Gram-negative bacteria associated with hospital-acquired infections include Acinetobacter baumannii, which cause bacteremia, secondary meningitis, and ventilator-associated pneumonia in hospital intensive-care units.
|This section needs additional citations for verification. (April 2013)|
One of the several unique characteristics of gram-negative bacteria is the structure of the outer membrane. The outer leaflet of the membrane comprises a complex lipopolysaccharide (LPS) whose lipid portion acts as an endotoxin. If LPS enters the circulatory system, it causes a toxic reaction, with the sufferer developing a high temperature, high respiration rate, and low blood pressure. This may lead to endotoxic shock, which can be fatal.
This outer membrane protects the bacteria from several antibiotics, dyes, and detergents that would normally damage either the inner membrane or the cell wall's (peptidoglycan). The outer membrane provides these bacteria with resistance to lysozyme and penicillin. However, alternative medicinal treatments such as lysozyme with EDTA and the antibiotic ampicillin have been developed to combat the protective outer membrane of some pathogenic gram-negative organisms. Other drugs can also be used, significant ones being chloramphenicol, streptomycin, and nalidixic acid.

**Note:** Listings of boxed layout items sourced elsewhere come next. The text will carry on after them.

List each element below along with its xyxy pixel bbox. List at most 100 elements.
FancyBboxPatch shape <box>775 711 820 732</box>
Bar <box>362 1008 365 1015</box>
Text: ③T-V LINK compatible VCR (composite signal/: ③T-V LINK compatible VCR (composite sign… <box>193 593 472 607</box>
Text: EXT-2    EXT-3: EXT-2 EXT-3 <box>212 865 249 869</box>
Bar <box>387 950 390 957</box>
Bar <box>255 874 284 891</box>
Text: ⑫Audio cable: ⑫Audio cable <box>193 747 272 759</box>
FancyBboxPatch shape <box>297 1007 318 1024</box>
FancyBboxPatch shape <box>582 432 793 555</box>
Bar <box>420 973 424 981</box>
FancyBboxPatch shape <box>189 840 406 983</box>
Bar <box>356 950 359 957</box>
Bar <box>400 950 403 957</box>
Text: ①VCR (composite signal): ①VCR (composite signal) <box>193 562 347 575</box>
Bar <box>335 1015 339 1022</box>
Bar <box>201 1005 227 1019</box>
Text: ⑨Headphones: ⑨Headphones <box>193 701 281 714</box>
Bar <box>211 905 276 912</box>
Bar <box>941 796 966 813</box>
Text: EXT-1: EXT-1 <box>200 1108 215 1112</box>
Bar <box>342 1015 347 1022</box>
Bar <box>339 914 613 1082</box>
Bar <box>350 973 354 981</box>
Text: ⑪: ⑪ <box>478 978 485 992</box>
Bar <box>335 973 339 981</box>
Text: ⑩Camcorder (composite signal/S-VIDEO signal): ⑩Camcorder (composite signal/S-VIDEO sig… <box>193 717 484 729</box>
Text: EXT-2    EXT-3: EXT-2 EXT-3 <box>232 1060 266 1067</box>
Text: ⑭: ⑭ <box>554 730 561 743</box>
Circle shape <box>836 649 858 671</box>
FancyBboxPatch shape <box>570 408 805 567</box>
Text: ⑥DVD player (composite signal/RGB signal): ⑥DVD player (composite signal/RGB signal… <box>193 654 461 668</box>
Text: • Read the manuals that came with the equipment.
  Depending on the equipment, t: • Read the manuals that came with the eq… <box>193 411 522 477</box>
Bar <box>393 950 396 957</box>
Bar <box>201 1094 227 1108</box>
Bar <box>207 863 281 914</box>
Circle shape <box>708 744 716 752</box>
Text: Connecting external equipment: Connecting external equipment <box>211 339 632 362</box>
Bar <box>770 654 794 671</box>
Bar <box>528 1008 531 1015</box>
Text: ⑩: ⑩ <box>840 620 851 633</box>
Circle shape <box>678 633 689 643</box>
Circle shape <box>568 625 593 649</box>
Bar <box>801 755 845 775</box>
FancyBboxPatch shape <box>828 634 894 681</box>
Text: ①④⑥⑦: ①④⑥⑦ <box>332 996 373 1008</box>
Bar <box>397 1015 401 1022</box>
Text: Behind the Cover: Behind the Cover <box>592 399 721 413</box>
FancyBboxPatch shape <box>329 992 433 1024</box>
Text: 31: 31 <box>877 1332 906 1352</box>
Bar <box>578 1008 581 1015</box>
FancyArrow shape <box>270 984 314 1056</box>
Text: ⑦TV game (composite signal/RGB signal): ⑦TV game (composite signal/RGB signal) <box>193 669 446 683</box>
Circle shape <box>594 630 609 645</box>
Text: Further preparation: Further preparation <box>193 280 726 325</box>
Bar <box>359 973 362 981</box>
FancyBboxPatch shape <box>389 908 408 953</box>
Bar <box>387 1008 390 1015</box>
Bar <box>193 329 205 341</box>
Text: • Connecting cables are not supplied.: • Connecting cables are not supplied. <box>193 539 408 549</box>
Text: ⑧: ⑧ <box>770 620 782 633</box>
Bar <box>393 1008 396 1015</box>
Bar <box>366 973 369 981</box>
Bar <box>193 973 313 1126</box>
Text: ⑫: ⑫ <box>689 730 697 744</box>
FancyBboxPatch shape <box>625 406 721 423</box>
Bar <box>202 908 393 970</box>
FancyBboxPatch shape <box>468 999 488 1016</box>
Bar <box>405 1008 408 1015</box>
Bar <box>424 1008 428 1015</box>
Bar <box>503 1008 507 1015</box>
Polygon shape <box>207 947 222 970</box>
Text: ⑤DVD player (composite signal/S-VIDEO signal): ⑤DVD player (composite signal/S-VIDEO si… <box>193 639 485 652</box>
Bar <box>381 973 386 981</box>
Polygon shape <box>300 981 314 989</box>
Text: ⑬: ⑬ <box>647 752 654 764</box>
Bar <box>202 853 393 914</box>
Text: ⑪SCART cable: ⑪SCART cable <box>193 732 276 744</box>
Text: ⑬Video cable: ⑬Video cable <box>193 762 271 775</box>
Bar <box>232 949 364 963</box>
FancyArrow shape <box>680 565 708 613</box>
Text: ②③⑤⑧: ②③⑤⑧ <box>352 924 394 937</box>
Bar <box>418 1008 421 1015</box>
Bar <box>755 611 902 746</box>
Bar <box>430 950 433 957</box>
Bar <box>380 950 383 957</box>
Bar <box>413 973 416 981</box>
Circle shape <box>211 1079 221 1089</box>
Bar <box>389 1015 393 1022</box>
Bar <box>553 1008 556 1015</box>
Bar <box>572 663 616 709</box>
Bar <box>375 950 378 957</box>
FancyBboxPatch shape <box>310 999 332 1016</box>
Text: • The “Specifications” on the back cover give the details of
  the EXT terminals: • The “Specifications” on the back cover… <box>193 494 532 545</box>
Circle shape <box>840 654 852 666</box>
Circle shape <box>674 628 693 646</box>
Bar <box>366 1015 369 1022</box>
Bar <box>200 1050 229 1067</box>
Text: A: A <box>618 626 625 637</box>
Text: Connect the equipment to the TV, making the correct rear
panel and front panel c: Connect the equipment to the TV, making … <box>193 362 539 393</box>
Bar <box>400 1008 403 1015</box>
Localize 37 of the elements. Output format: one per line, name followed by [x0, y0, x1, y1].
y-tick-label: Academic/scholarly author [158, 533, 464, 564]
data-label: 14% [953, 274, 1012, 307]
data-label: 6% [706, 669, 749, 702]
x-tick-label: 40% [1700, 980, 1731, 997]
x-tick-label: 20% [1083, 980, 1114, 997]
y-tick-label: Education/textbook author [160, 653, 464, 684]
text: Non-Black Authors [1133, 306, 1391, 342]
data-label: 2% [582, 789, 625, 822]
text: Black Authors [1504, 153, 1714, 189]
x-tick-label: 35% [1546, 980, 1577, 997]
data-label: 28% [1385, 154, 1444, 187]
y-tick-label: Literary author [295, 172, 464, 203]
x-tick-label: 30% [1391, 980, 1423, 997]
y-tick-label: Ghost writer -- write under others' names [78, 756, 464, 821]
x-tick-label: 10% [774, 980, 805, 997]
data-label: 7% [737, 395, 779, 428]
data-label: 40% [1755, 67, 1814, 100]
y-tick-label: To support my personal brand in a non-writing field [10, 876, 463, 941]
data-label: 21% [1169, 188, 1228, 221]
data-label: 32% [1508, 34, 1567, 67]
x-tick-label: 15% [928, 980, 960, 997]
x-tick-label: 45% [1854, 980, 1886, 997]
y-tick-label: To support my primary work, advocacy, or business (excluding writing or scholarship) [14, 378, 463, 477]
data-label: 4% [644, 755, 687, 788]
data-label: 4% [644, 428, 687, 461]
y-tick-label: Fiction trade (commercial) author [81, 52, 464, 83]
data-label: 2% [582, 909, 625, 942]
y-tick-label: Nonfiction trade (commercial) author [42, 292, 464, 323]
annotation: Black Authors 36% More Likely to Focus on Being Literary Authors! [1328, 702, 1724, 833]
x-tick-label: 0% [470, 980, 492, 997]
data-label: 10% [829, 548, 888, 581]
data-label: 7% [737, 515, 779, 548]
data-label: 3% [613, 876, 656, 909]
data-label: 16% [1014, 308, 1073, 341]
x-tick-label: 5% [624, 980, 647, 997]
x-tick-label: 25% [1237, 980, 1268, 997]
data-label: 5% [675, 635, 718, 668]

The pathogenic capability of gram-negative bacteria is often associated with certain components of their membrane, in particular, the lipopolysaccharide layer (also known as the LPS or endotoxin layer). In humans, the presence of LPS triggers an innate immune response, activating the immune system and producing cytokines (hormonal regulators). Inflammation is a common reaction to cytokine production, which can also produce host toxicity. The innate immune response to LPS, however, is not synonymous with pathogenicity, or the ability to cause disease. In fact, the innate immune response is triggered purely by LPS.